I know, I know, I was so excited about Tolkien's translation of Beowulf being published and then it took me over a month to get through it. But you know, for being a translation of what is not a hugely long poem, this is a thick volume. It's over 400 pages, being composed of: the Preface, the Introduction to the Translation, the translation itself, Notes on the text of the Translation, Introductory note to the Commentary, Commentary, Sellic Spell, and The Lay of Beowulf. It isn't just one read: it's a lot of material. 


I've found that what interested me most when I moved through everything was not the translation. The three times that I read Beowulf in college, it was Seamus Heaney's version--and I think that one was, in a way, a more pleasant read than Tolkien's. But, of course, Tolkien never published his translation--and he did most of it when he was still fairly young; so, as Christopher Tolkien constantly asserts, you can't just look at it on its own. What I enjoyed most was finding parallels to his Middle-earth writings, whether in content, approach, or language. And it was a change from Heaney's version to see how Tolkien wrote in prose while still maintaining something of the beat or flow of words from the old manuscript. Anyway.

I didn't read all of the commentary. Sorry, I'm still enjoying being out of school so I didn't quite feel like going through all of it--plus, I never studied Old English, so much of the material regarding the translation is sort of beyond my scope. But when I got over to Sellic Spell towards the end, oh, that was when I got happy. Sellic Spell was Tolkien's way of imagining what the Beowulf story would have been like closer to its original form, back when it was still a folk tale. It's about 26 pages of straightforward language, and it is fantastic. 

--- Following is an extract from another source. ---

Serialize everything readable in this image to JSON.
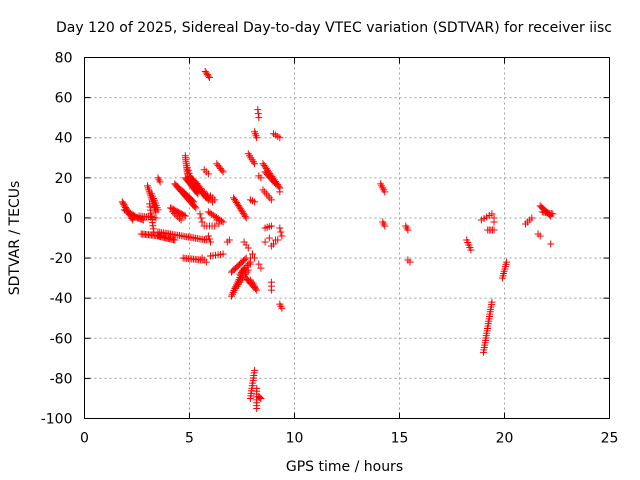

Sellic Spell concisely brings in the significant portions of Beowulf's story. Beowulf (renamed Beewolf) becomes a hero all over again, someone admirable and courageous and strong and noble. The action becomes perilous and exciting. The monsters, they're good. And if your interest is in crossovers with Middle-earth, you'll find some. The inklings of Theoden and Rohan and Eowyn, Wormtongue and Gollum and the Black Riders, Aragorn in his isolation and in all his glory. Oh, yes, and then there is The Lay of Beowulf. The two poems bring back memories of Tolkien's poems about Nimrodel and Amroth, Gil-galad, and the others. My college professor who taught the Beowulf and Lord of the Rings classes must be having a field day.